I was making a warp using a singles linen, probably 14/1, that I had in my stash. It kept breaking when it went around the end pegs. Actually, I could see that the thread was pulling apart. I figured that the way the spool was standing up on my spool holder was the problem: I was untwisting the yarn so it became enormously weaker. (Truth be told that was ½ of the breaking problem: the yarn was old.)
Notice the diagonal lines in the yarn and the toilet paper. They are all going in the same direction. That direction is called Z because it is the same direction as the diagonal part of the letter Z. I assume my warp thread was probably a Z twist singles.
I had my spool of yarn on the spool holder this way which was untwisting my yarn and causing it to break.

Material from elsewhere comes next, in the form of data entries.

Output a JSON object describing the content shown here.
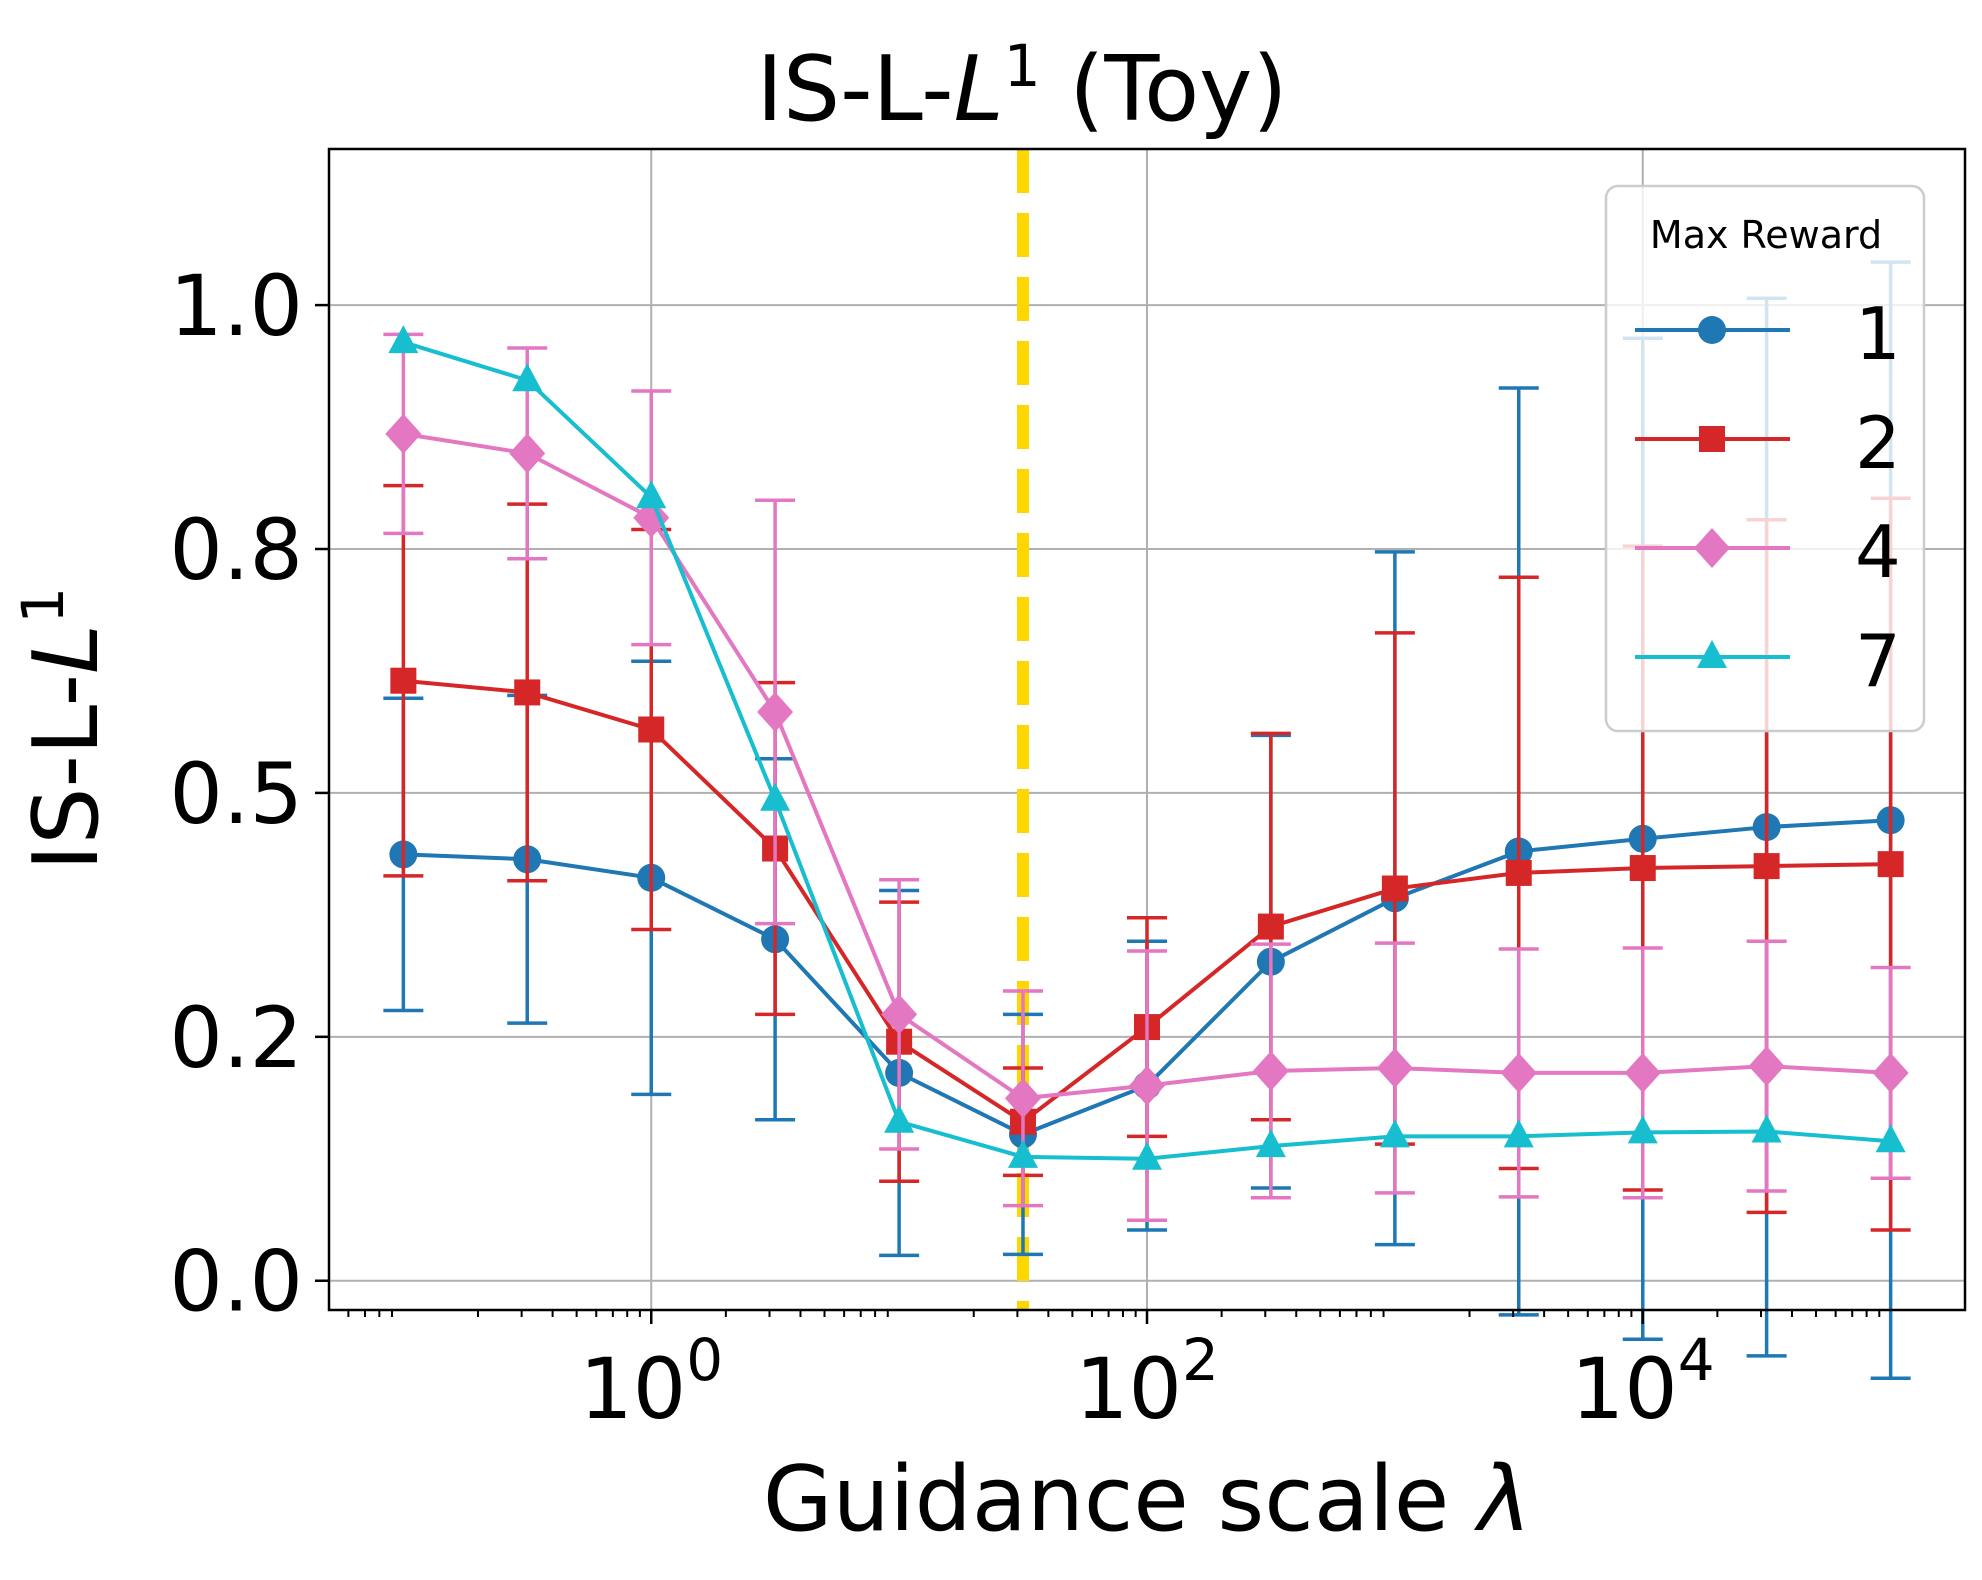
{
  "chart_data": {
    "type": "line",
    "title_main": "IS-L-",
    "title_italic": "L",
    "title_sup": "1",
    "title_suffix": " (Toy)",
    "xlabel_main": "Guidance scale ",
    "xlabel_italic": "λ",
    "ylabel_main": "IS-L-",
    "ylabel_italic": "L",
    "ylabel_sup": "1",
    "xscale": "log",
    "xlim_log10": [
      -1.3,
      5.3
    ],
    "ylim": [
      -0.03,
      1.16
    ],
    "grid": true,
    "x_ticks": [
      {
        "exp": 0,
        "base": "10",
        "sup": "0"
      },
      {
        "exp": 2,
        "base": "10",
        "sup": "2"
      },
      {
        "exp": 4,
        "base": "10",
        "sup": "4"
      }
    ],
    "y_ticks": [
      {
        "value": 0.0,
        "label": "0.0"
      },
      {
        "value": 0.25,
        "label": "0.2"
      },
      {
        "value": 0.5,
        "label": "0.5"
      },
      {
        "value": 0.75,
        "label": "0.8"
      },
      {
        "value": 1.0,
        "label": "1.0"
      }
    ],
    "x": [
      0.1,
      0.316,
      1,
      3.16,
      10,
      31.6,
      100,
      316,
      1000,
      3160,
      10000,
      31600,
      100000
    ],
    "vline": {
      "x": 31.6,
      "color": "#FFD700",
      "style": "dashed"
    },
    "legend": {
      "title": "Max Reward",
      "position": "top-right"
    },
    "series": [
      {
        "name": "1",
        "color": "#1f77b4",
        "marker": "circle",
        "values": [
          0.437,
          0.432,
          0.413,
          0.35,
          0.213,
          0.15,
          0.2,
          0.327,
          0.392,
          0.44,
          0.453,
          0.465,
          0.472
        ],
        "errors": [
          0.16,
          0.168,
          0.222,
          0.185,
          0.187,
          0.123,
          0.148,
          0.232,
          0.355,
          0.475,
          0.513,
          0.542,
          0.572
        ]
      },
      {
        "name": "2",
        "color": "#d62728",
        "marker": "square",
        "values": [
          0.615,
          0.603,
          0.565,
          0.443,
          0.245,
          0.163,
          0.26,
          0.363,
          0.402,
          0.418,
          0.423,
          0.425,
          0.427
        ],
        "errors": [
          0.2,
          0.193,
          0.205,
          0.17,
          0.143,
          0.055,
          0.112,
          0.198,
          0.262,
          0.303,
          0.33,
          0.355,
          0.375
        ]
      },
      {
        "name": "4",
        "color": "#e377c2",
        "marker": "diamond",
        "values": [
          0.868,
          0.848,
          0.782,
          0.583,
          0.273,
          0.187,
          0.2,
          0.215,
          0.218,
          0.213,
          0.213,
          0.22,
          0.213
        ],
        "errors": [
          0.102,
          0.108,
          0.13,
          0.217,
          0.138,
          0.11,
          0.138,
          0.13,
          0.128,
          0.127,
          0.128,
          0.128,
          0.108
        ]
      },
      {
        "name": "7",
        "color": "#17becf",
        "marker": "triangle",
        "values": [
          0.962,
          0.923,
          0.803,
          0.493,
          0.163,
          0.127,
          0.125,
          0.138,
          0.148,
          0.148,
          0.152,
          0.153,
          0.143
        ]
      }
    ]
  }
}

It was set so the yarn was UNTWISTING as it came off the spool. This diagram shows the twist of the yarn in the opposite direction: we say S. That is because the diagonal lines are the same diagonal as the diagonal in the letter S.
I turned my spool end-for-end so then twist was ADDED which made the yarn stronger instead of weaker and the breakage stopped. (However, it didn’t make it strong enough to overcome the old age and the yarns broke instantly when I began to beam the warp! It all had to be thrown out!!)
At times you do not want to add or subtract any twist. Then you take the yarn off a spool on its side!
You can add S or Z twist when you unwind yarn from the end of a spool. When the yarn, as seen from the end of the spool moves in a counter-clockwise direction as it unwinds from the spool, Z twist is added. By turning the spool end-for-end, the yarn will move in a clockwise direction as it unwinds, adding S twist to it. (This option is not available with cones which are made to stand only one way up.) To understand S & Z twist read more in my chapter on shuttles in my book mentioned in the introduction.
Repeating the principle: which end of a spool the yarn come off from dictates the direction of the twist put into the yarn—because the yarn is coming off the end. Take the yarn off a spool on its side and no twist will be added or subtracted.
You can add or subtract twist not only by how you wind a pirn, but also by which end of the spool of yarn you take the yarn off. For consistent cloth you want the wefts to be totally consistent as to twist. However, a novelty cloth can be woven using different twists: depending on how you put a pirn on the winder or stand up a spool of yarn.